恐らくはマーリンも子供達を連れて別の教会に移ってるだろうと察した上で、自らの欲と戦いながら辿り着いた先が君のところだったというわけだ。
「ボクはね。未だに、子供達との笑顔が忘れられない。だからといって、セエレ達と戦いたくもないんだよ。そんな我儘で強欲なボクが辿り着いた結論は人との共存だよ。」
「そう……。私も共存した世界が見たかったわ。」
レケは突然立ち上がった。そして、キッチンへと歩いて行った。
少し時間が経ってから持ち出してきたのは包丁であった。
フェアツェルトは天然だったとしても頭が悪い訳ではない。何をしようかなど直ぐに気付いた。

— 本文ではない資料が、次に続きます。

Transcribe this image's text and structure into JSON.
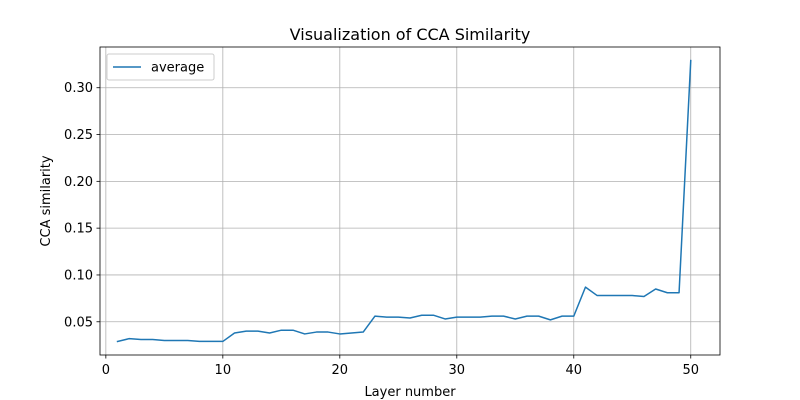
{
  "chart_data": {
    "type": "line",
    "title": "Visualization of CCA Similarity",
    "xlabel": "Layer number",
    "ylabel": "CCA similarity",
    "xlim": [
      -0.5,
      52.5
    ],
    "ylim": [
      0.0145,
      0.3435
    ],
    "xticks": [
      0,
      10,
      20,
      30,
      40,
      50
    ],
    "yticks": [
      0.05,
      0.1,
      0.15,
      0.2,
      0.25,
      0.3
    ],
    "xtick_labels": [
      "0",
      "10",
      "20",
      "30",
      "40",
      "50"
    ],
    "ytick_labels": [
      "0.05",
      "0.10",
      "0.15",
      "0.20",
      "0.25",
      "0.30"
    ],
    "grid": true,
    "legend_position": "top-left",
    "x": [
      1,
      2,
      3,
      4,
      5,
      6,
      7,
      8,
      9,
      10,
      11,
      12,
      13,
      14,
      15,
      16,
      17,
      18,
      19,
      20,
      21,
      22,
      23,
      24,
      25,
      26,
      27,
      28,
      29,
      30,
      31,
      32,
      33,
      34,
      35,
      36,
      37,
      38,
      39,
      40,
      41,
      42,
      43,
      44,
      45,
      46,
      47,
      48,
      49,
      50
    ],
    "series": [
      {
        "name": "average",
        "color": "#1f77b4",
        "values": [
          0.029,
          0.032,
          0.031,
          0.031,
          0.03,
          0.03,
          0.03,
          0.029,
          0.029,
          0.029,
          0.038,
          0.04,
          0.04,
          0.038,
          0.041,
          0.041,
          0.037,
          0.039,
          0.039,
          0.037,
          0.038,
          0.039,
          0.056,
          0.055,
          0.055,
          0.054,
          0.057,
          0.057,
          0.053,
          0.055,
          0.055,
          0.055,
          0.056,
          0.056,
          0.053,
          0.056,
          0.056,
          0.052,
          0.056,
          0.056,
          0.087,
          0.078,
          0.078,
          0.078,
          0.078,
          0.077,
          0.085,
          0.081,
          0.081,
          0.329
        ]
      }
    ]
  }
}
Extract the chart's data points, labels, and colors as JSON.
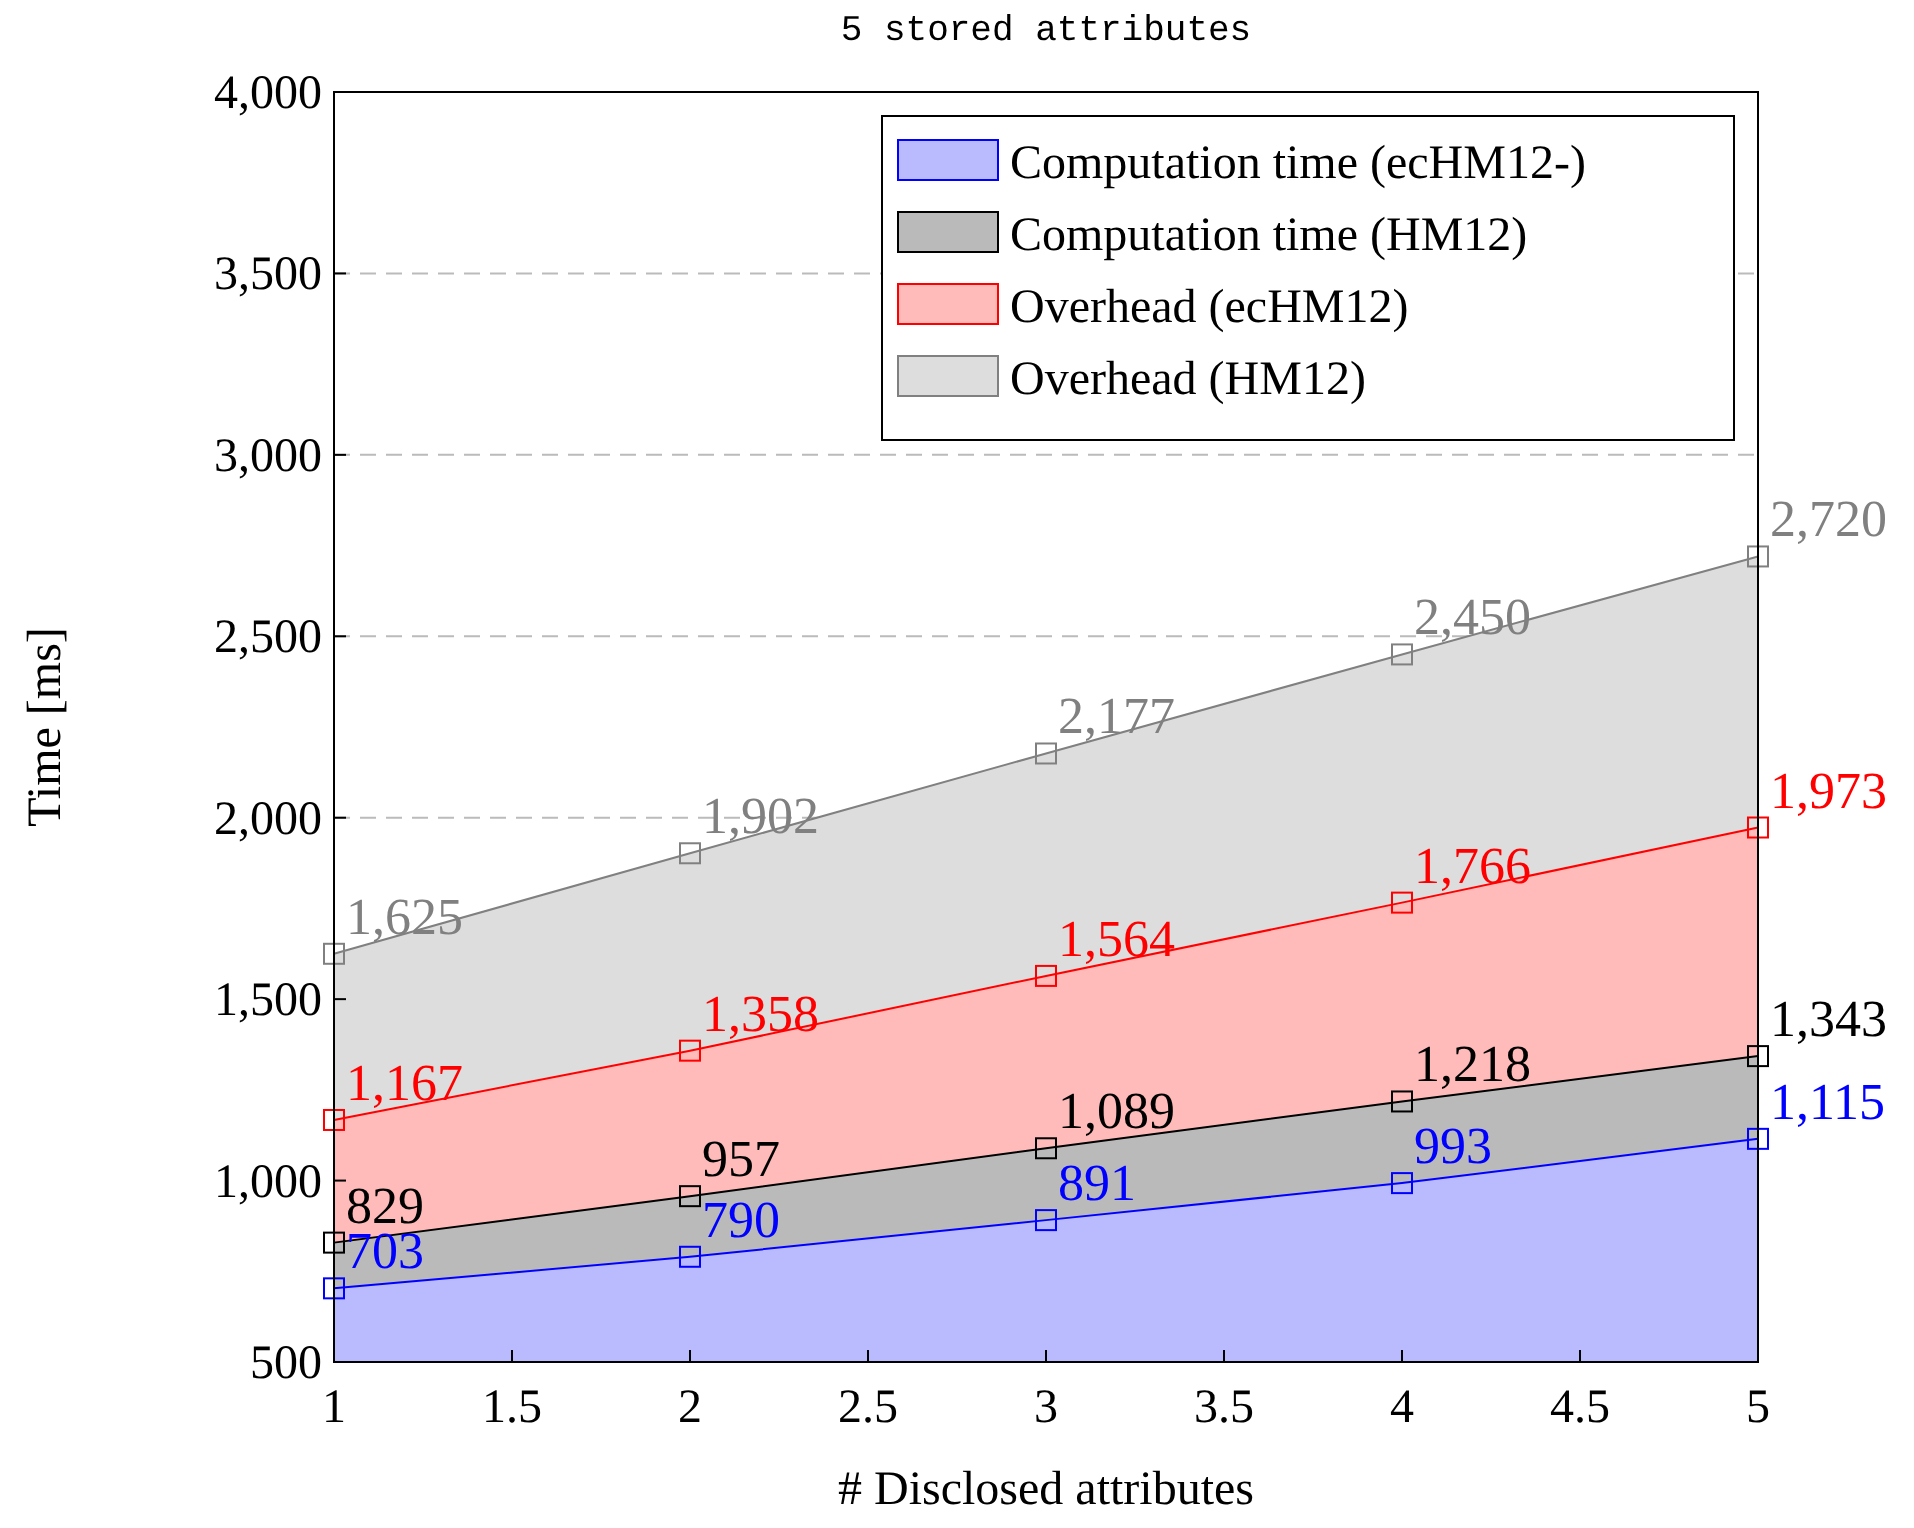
{
  "chart_data": {
    "type": "area",
    "title": "5 stored attributes",
    "xlabel": "# Disclosed attributes",
    "ylabel": "Time [ms]",
    "x": [
      1,
      2,
      3,
      4,
      5
    ],
    "series": [
      {
        "name": "Computation time (ecHM12-)",
        "color": "#0000ff",
        "values": [
          703,
          790,
          891,
          993,
          1115
        ],
        "value_labels": [
          "703",
          "790",
          "891",
          "993",
          "1,115"
        ]
      },
      {
        "name": "Computation time (HM12)",
        "color": "#000000",
        "values": [
          829,
          957,
          1089,
          1218,
          1343
        ],
        "value_labels": [
          "829",
          "957",
          "1,089",
          "1,218",
          "1,343"
        ]
      },
      {
        "name": "Overhead (ecHM12)",
        "color": "#ff0000",
        "values": [
          1167,
          1358,
          1564,
          1766,
          1973
        ],
        "value_labels": [
          "1,167",
          "1,358",
          "1,564",
          "1,766",
          "1,973"
        ]
      },
      {
        "name": "Overhead (HM12)",
        "color": "#808080",
        "values": [
          1625,
          1902,
          2177,
          2450,
          2720
        ],
        "value_labels": [
          "1,625",
          "1,902",
          "2,177",
          "2,450",
          "2,720"
        ]
      }
    ],
    "xlim": [
      1,
      5
    ],
    "xticks": [
      1,
      1.5,
      2,
      2.5,
      3,
      3.5,
      4,
      4.5,
      5
    ],
    "ylim": [
      500,
      4000
    ],
    "yticks": [
      500,
      {
        "value": 1000,
        "label": "1,000"
      },
      {
        "value": 1500,
        "label": "1,500"
      },
      {
        "value": 2000,
        "label": "2,000"
      },
      {
        "value": 2500,
        "label": "2,500"
      },
      {
        "value": 3000,
        "label": "3,000"
      },
      {
        "value": 3500,
        "label": "3,500"
      },
      {
        "value": 4000,
        "label": "4,000"
      }
    ],
    "grid": "y",
    "legend": "top right",
    "marker": "square"
  }
}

「私も見たかったけど、今更フェアツェルトが居なくなった世界なんて興味がないの。私の為にも私を食べて……。」
両手で包丁を首に宛てた。
段々と恐怖のせいか包丁を持つ手が震え始めた。
フェアツェルトは自身の体が崩れることなんてお構いなしに立ち上がった。
片足は崩れても必死に這って、止めようとした。
レケは涙を流し、笑顔と共に包丁を深く横へ抉った。血飛沫が這っていたフェアツェルトに向かった。未だに、意識はあるのか、悲痛なうめき声をしながらフェアツェルトの方へ倒れ込む。
血が円のように広がるその姿を見つめていた。
フェアツェルトからは声にならない嗚咽と共に沢山の涙が溢れる。
血を被り赤く染まったその悪魔は少しずつその体の血を飲んだ。崩れる体が修復されると、肉を屠った。骨も残らず噛み締めるように食べた。
そして、残った魂を最後に呑み込む。
血を洋酒として酔い痴れるその姿は正に悪魔そのものだった。溢れる涙はまるで酸のよう。
狂気的なその日常は狂気で幕を閉じたのだ。